I had a good friend whose Vietnamese was limited to "give me a kiss please" làm ơn cho tôi một nụ hôn

Shit happens in war. And temperatures flare, especially when your friends get murdered, or worse tortured and/ormutilated.

Bleeding heart ass hats on Campus or back home, don't get it. War is not civilized and you can't expect civilized behavior, the fact that we couldn't shoot, but had to wait till we were shot (at) was bad enough.

And most troops, even the regular forces didn't want to be there.

Imagine you were drafted, found yourself surrounded in the jungle or a fire support base camp, like Khe Sanh, and fighting for your life, and back home the campus idiots and home grown Marxists demand that you be civilized.

It is one thing to be in a firefight and watching your buddies die, and to get wounded,and another thing to deal with the aftermath of.

I was supporting the Marines at Dong Ha, when a battalion that was patrolling or whatever, I don't know the orders, was caught in a valley in the DMZ, the NVA closed off the entrance and exit and then wiped them out,virtually, in a kill zone.

There were only 11 unwounded, and they were repatriated on a C-130 flight. The rest of the battalion was dead and wounded.

I and my team mate, were basically the only one's on the airfield, and we unloaded the H-19 choppers that flew in, carried the wounded to the field ambulance, along with the medics, and later carried the body bags and loaded them aboard a C-130.

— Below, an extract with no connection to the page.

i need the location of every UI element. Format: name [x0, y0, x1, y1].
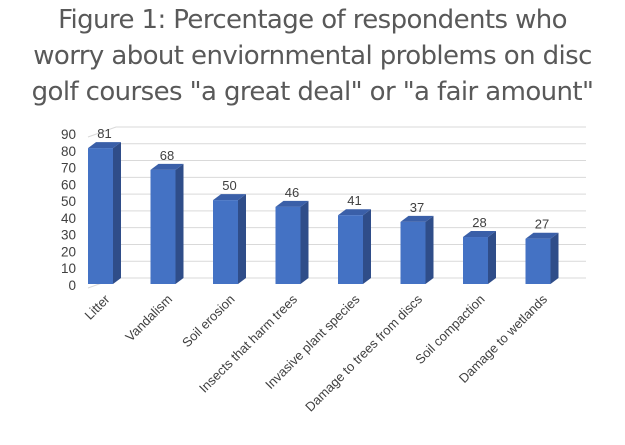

There was this big black dude, built like a brick shit house, that was sitting holding his insides in, and I picked up one end of a poncho,and an arm fell out.. I went to the side of the pierced steel planking that was the ramp, puked and went back to work. my team mate Perry Kyser wanted to take pictures and our team leader slapped down the camera.

At Bong Son I saw what a bee hive round (a cannister of fleschettes) shot from the depressed barrel of a 105 mm howitzer can do to a company of NVA, a sight that you never forget.

These self obsessed, self indulgent, moralizing campus idiots, have no idea of what it is like to be under attack and have your family and friends slaughtered.

I will finish my rant with a claim that those who protest will take umbrage to.

The Chicago 7 (or 8), and the 1968 riots during the Democratic convention, had the consequence of electing Richard Milhaus Nixon.

These self righteous, self indulgent, obsessed assholes didn't stop the war, but they did discredit the Democratic party,and are responsible for the right wing extremism that follows, including Reagan and Trump.

And the fools haven't learned a thing, in their righteous outrage, and that includes Muslims and young black males, they are going to be responsible for electing Trump and his theocratic, racist, homophobic, anti immigrant thugs and they will regret their asinine stupidity, and so will you and I.

But like all stupid and immature people(Trump as an example) they want accept responsibility and will blame it on the Democrats and Biden, because the poor little things didn't get their way.

There is one thing that defines our society and that is the unwillingness to accept personal responsibility. It is always "you made me do it".